You’ve ensured that on what may be the worst day of someone’s life, in a moment when it felt like no one could help them—you were there.

Sometimes we’re even fighting for a person who doesn’t know she’s going to need help down the line—but we’re there, making sure that if and when she does need support she will absolutely get it.

And that’s why I think the work that Planned Parenthood does is so life-affirming. You’re showing people that their health and lives matter, that their experiences matter. Most importantly, you’re showing them that they’re not alone. 


And that’s what I think of when I think of Planned Parenthood and the work that so many activists in Texas and across the country are doing. It’s not about birth control or abortion. It’s about compassion, and community, and the insistence that women be respected and supported. It’s about affirming our basic humanity.

So in spite of the sadness and anger I feel when I think about how women’s rights are attacked, when I’m in a room like this one, what I feel the most is gratitude.

I’m grateful for the generation that came before me who continue to fight and who paved the way. I’m grateful for all of the amazing young activists who fight this fight despite being told over and over again that young people don’t care about reproductive justice—a myth that is very far from the reality I see every day.

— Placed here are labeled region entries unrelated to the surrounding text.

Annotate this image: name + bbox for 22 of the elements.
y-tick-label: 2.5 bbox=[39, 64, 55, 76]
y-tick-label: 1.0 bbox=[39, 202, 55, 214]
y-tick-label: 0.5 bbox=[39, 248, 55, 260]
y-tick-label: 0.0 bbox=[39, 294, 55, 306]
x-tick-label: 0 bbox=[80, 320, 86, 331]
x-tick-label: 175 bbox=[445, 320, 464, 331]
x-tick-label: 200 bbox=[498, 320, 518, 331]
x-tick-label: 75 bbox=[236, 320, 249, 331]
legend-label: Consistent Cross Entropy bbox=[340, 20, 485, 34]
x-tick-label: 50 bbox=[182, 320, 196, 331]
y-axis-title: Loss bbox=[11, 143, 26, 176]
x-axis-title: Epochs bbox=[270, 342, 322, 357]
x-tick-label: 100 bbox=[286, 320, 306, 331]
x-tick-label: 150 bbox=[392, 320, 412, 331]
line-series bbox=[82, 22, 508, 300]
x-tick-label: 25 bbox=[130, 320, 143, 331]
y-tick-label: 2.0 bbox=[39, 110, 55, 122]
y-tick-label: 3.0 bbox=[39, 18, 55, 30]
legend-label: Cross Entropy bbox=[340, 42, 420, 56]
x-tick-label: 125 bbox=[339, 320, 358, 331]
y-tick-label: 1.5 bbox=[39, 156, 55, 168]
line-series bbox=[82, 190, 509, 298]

I’m grateful to the people who support Planned Parenthood—be it through time and energy, or through their pocketbooks.

And most of all, I’m grateful for what we create when we come together in a room like this. It’s more than just activist energy, it’s community. A community of compassion, of understanding, and a community of non-judgement.

It’s a community I’m incredibly proud to be a part of. And it’s a community I know has lasting power because what we are doing here is not just the compassionate thing to do—it’s the right thing to do.

So thank you, for letting me be a part of your community today, and thank you to Planned Parenthood for showing the women of Texas that they are not alone.